The Outdoors at the Shaw programming is what happiness is made of. Created by the cast who performs it, this superb Shavian variety hour tours audiences around the beautiful Festival Theatre grounds, treating us to pleasures ranging from a cooking demonstration to a magic show to snippets of script and song. The show earnestly embraces and celebrates the time and person of GBS, passing along some of the unselfconscious nerdiness for their founder and mandate that makes the Shaw so cute.

 

But the piece, while unrelentingly uplifting, refuses to pretend that Shaw’s time was utopic. The company incorporates a war widow’s love ballad and a rousing speech from suffragette Emmeline Pankhurst as well as a playful wink at snake oil salesmen and religious zealotry.

 

The cast is mainly from Shaw’s musical company and they’re very well served by this opportunity to drive their own content and showcase the incredible range of their skills, not just the triple threat but hosting, cooking, clown, and a moving dance-like art charmingly termed “suffrajitsu”, performed brilliantly by Jenny L Wright and Allison McCaughey.

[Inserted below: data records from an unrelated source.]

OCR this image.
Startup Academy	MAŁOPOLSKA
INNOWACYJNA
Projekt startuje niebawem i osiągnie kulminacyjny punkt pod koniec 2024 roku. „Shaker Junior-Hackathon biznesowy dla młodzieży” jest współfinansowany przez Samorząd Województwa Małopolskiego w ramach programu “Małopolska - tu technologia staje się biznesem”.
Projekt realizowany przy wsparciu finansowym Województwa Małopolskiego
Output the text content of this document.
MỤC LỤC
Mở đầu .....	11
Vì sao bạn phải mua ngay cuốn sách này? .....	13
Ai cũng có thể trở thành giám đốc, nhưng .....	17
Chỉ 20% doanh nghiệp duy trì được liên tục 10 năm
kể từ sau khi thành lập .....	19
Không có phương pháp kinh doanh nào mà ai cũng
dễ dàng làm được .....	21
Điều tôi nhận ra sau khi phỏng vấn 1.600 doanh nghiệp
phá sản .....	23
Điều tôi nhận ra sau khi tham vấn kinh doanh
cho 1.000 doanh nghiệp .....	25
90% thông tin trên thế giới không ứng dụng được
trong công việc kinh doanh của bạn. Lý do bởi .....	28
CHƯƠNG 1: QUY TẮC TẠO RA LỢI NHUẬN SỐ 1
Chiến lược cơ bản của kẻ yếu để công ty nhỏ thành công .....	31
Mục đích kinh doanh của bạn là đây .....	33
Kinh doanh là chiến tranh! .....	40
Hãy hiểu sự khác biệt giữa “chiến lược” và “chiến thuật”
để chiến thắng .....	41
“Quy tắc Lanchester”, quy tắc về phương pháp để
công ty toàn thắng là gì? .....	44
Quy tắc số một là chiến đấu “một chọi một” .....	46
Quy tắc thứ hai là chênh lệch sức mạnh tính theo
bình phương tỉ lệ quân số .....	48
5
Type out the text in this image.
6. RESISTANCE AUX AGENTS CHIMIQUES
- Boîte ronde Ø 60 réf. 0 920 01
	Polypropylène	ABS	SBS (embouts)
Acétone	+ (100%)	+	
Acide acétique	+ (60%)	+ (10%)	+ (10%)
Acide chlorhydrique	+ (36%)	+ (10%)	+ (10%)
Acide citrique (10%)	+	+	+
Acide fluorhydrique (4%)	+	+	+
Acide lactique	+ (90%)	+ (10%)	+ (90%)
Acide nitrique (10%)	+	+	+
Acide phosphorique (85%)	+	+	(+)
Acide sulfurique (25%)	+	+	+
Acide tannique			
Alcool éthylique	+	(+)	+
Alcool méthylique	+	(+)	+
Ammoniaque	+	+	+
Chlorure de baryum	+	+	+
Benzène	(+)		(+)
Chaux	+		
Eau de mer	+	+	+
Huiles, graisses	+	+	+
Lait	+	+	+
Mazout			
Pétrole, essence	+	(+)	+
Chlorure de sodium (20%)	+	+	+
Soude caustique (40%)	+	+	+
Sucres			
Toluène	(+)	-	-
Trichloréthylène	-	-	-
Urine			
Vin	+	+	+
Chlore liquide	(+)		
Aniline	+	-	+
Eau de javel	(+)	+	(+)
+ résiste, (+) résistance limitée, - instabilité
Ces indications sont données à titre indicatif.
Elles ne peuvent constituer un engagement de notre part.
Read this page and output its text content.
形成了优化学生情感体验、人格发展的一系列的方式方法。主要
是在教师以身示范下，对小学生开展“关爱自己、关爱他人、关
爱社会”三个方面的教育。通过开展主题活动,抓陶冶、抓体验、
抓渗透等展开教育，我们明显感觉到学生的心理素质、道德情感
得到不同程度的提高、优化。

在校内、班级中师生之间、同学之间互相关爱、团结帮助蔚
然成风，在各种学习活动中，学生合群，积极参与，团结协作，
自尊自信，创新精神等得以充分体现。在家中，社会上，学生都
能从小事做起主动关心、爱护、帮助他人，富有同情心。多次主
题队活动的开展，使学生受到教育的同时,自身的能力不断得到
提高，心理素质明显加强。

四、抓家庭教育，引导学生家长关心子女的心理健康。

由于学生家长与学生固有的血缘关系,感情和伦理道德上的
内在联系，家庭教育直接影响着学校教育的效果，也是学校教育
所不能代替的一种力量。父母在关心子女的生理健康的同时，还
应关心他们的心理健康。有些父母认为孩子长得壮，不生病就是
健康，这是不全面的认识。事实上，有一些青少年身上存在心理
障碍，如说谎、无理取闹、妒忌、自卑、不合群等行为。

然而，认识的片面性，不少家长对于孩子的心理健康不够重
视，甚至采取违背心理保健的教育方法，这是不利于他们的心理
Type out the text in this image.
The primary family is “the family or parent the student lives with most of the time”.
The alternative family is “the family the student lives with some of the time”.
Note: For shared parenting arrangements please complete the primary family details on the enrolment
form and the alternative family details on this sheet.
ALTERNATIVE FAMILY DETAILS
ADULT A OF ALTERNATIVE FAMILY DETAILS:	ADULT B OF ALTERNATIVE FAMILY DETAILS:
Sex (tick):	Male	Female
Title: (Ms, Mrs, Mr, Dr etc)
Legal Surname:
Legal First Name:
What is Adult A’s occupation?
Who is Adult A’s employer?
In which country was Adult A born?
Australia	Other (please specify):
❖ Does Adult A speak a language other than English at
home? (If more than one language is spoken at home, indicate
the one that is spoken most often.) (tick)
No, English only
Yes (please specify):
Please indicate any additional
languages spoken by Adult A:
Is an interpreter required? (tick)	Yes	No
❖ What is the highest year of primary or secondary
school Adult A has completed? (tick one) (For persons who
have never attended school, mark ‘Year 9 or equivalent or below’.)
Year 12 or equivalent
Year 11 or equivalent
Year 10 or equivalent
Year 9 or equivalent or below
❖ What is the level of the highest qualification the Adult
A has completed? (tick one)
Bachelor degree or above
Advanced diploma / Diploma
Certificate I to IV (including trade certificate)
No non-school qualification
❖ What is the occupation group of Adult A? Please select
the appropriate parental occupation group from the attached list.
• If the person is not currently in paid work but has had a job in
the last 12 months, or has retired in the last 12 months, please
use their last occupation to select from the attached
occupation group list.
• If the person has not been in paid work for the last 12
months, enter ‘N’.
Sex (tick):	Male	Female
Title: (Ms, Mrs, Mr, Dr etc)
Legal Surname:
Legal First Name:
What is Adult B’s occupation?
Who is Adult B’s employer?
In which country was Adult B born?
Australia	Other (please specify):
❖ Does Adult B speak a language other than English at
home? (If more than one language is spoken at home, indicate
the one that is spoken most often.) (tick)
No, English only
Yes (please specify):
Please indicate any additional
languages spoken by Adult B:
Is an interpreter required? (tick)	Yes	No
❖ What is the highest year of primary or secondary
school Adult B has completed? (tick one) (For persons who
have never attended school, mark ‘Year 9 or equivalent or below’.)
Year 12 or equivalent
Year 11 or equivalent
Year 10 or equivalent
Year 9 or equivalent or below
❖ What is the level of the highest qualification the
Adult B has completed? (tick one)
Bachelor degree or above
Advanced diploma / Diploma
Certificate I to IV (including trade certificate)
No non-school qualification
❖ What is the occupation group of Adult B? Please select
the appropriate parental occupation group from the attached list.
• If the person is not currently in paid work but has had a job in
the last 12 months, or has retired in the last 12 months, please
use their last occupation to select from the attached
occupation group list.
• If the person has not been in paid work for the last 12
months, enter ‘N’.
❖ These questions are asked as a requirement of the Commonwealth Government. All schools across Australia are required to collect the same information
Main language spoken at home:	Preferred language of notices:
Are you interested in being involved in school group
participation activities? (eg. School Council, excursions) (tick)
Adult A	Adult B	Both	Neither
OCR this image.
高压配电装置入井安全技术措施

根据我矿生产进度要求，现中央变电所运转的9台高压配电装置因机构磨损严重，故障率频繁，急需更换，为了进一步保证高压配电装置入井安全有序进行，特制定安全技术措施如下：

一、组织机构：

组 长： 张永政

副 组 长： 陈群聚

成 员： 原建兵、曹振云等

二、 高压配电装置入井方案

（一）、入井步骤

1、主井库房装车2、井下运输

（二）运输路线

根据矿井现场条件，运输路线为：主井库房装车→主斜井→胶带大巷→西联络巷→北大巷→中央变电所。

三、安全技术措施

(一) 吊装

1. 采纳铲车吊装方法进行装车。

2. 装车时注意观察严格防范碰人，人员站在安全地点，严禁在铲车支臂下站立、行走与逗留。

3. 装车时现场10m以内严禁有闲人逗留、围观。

Kelly Wong delivers a beautiful self-written monologue about learning to let go while performing an impressive feat of inspirational illusion. Élodie Gillett and Kevin McLachlan play a scene from The Philanderer and make a very strong argument for the musical company’s inclusion in the Shaw’s pool of players for their titular author’s work.

 

Marla McLean’s restrained direction uses the space of the, ahem, Shaw Grounds very effectively and every transition is smooth as silk between both location and performance. The sincerity and artistry of this ensemble-created piece is top-notch, yet more proof that Outdoors at the Shaw is every bit as important a part of this excellent season as the theatre-bound performances.